Ruckleshaus in real life
As depicted in the series, Ruckleshaus was a moderate Republican who supported feminist ideals. In real-life, however, Ruckleshaus was a mostly little-known figure and was not at the forefront like her contemporaries. While a lot of Ruckelshaus’ views and activities in the series are based in fact, the show does take a few liberties with a few events, such as a fictional meeting between Rucklesahus and Schlafly.
She was an advisor to several presidents on women’s rights and helped push their agenda. Ruckelshaus especially worked alongside First Lady Ford, as shown in the series, and First Lady Rosalynn Carter, to advocate for women’s rights. Though the Republican Party initially supported the ERA, it began to back away from it. Ruckleshaus was not having that and led a protest of thousands of ERA supporters outside the 1980 Republican National Convention. “My party has endorsed the Equal Rights Amendment for 40 years. Dwight Eisenhower endorsed ERA. Richard Nixon endorsed ERA. Gerald Ford endorsed the ERA. But something happened in Detroit last week. Give me back my party,” she said.
Though she served as the commissioner for the U.S. Commission on Civil Rights under Reagan, Ruckleshaus says she was “fired for not being Republican enough.” She said that she didn’t think there was enough attention on race issues.

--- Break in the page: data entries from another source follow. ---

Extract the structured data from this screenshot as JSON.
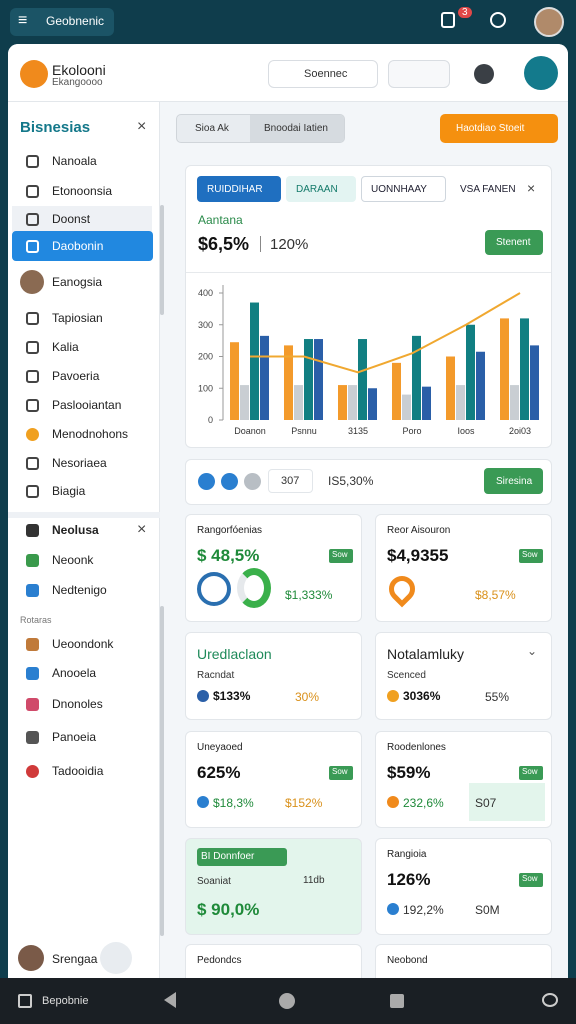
{
  "status_bar": {
    "app": "Geobnenic",
    "badge": "3"
  },
  "header": {
    "title": "Ekolooni",
    "subtitle": "Ekangoooo",
    "search": "Soennec"
  },
  "sidebar": {
    "title": "Bisnesias",
    "items": [
      "Nanoala",
      "Etonoonsia",
      "Doonst",
      "Daobonin",
      "Eanogsia",
      "Tapiosian",
      "Kalia",
      "Pavoeria",
      "Paslooiantan",
      "Menodnohons",
      "Nesoriaea",
      "Biagia"
    ],
    "section2": [
      "Neolusa",
      "Neoonk",
      "Nedtenigo"
    ],
    "section3_label": "Rotaras",
    "section3": [
      "Ueoondonk",
      "Anooela",
      "Dnonoles",
      "Panoeia",
      "Tadooidia"
    ],
    "user": "Srengaa"
  },
  "toolbar": {
    "tabs": [
      "Sioa Ak",
      "Bnoodai Iatien"
    ],
    "button": "Haotdiao Stoeit"
  },
  "panel": {
    "tabs": [
      "RUIDDIHAR",
      "DARAAN",
      "UONNHAAY",
      "VSA FANEN"
    ],
    "label": "Aantana",
    "value": "$6,5%",
    "compare": "120%",
    "button": "Stenent"
  },
  "chart": {
    "type": "bar",
    "categories": [
      "Doanon",
      "Psnnu",
      "3135",
      "Poro",
      "Ioos",
      "2oi03"
    ],
    "series": [
      {
        "color": "#f39a2b",
        "values": [
          245,
          235,
          110,
          180,
          200,
          320
        ]
      },
      {
        "color": "#c9ced3",
        "values": [
          110,
          110,
          110,
          80,
          110,
          110
        ]
      },
      {
        "color": "#117f82",
        "values": [
          370,
          255,
          255,
          265,
          300,
          320
        ]
      },
      {
        "color": "#2a5fa8",
        "values": [
          265,
          255,
          100,
          105,
          215,
          235
        ]
      },
      {
        "type": "line",
        "color": "#f0a830",
        "values": [
          200,
          200,
          150,
          210,
          300,
          400
        ]
      }
    ],
    "ylim": [
      0,
      400
    ],
    "yticks": [
      0,
      100,
      200,
      300,
      400
    ]
  },
  "filter": {
    "value": "307",
    "text": "IS5,30%",
    "button": "Siresina"
  },
  "cards": [
    {
      "title": "Rangorfóenias",
      "value": "$ 48,5%",
      "badge": "Sow",
      "extra": "$1,333%"
    },
    {
      "title": "Reor Aisouron",
      "value": "$4,9355",
      "badge": "Sow",
      "extra": "$8,57%"
    },
    {
      "title": "Uredlaclaon",
      "sub": "Racndat",
      "value": "$133%",
      "extra": "30%"
    },
    {
      "title": "Notalamluky",
      "sub": "Scenced",
      "value": "3036%",
      "extra": "55%"
    },
    {
      "title": "Uneyaoed",
      "value": "625%",
      "badge": "Sow",
      "sub": "$18,3%",
      "extra": "$152%"
    },
    {
      "title": "Roodenlones",
      "value": "$59%",
      "badge": "Sow",
      "sub": "232,6%",
      "extra": "S07"
    },
    {
      "title": "BI Donnfoer",
      "sub": "Soaniat",
      "badge": "11db",
      "value": "$ 90,0%"
    },
    {
      "title": "Rangioia",
      "value": "126%",
      "badge": "Sow",
      "sub": "192,2%",
      "extra": "S0M"
    },
    {
      "title": "Pedondcs"
    },
    {
      "title": "Neobond"
    }
  ],
  "bottom_nav": {
    "label": "Bepobnie"
  }
}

Ruckleshaus told C-SPAN in a 2005 interview with her husband, “I disagreed with some of the social policies during the Reagan administration. I didn’t think there was enough emphasis on Civil Rights issues, black and white disparities. And the Civil Rights Commission had historically always been aimed in that direction, and during the time I served, the majority party, then the Republicans, the presidential party, was the majority in the Civil Rights commission, and we weren’t doing what I thought we ought to be doing, which was addressing those issues.”
Mrs. America airs new episodes each week via FX on Hulu.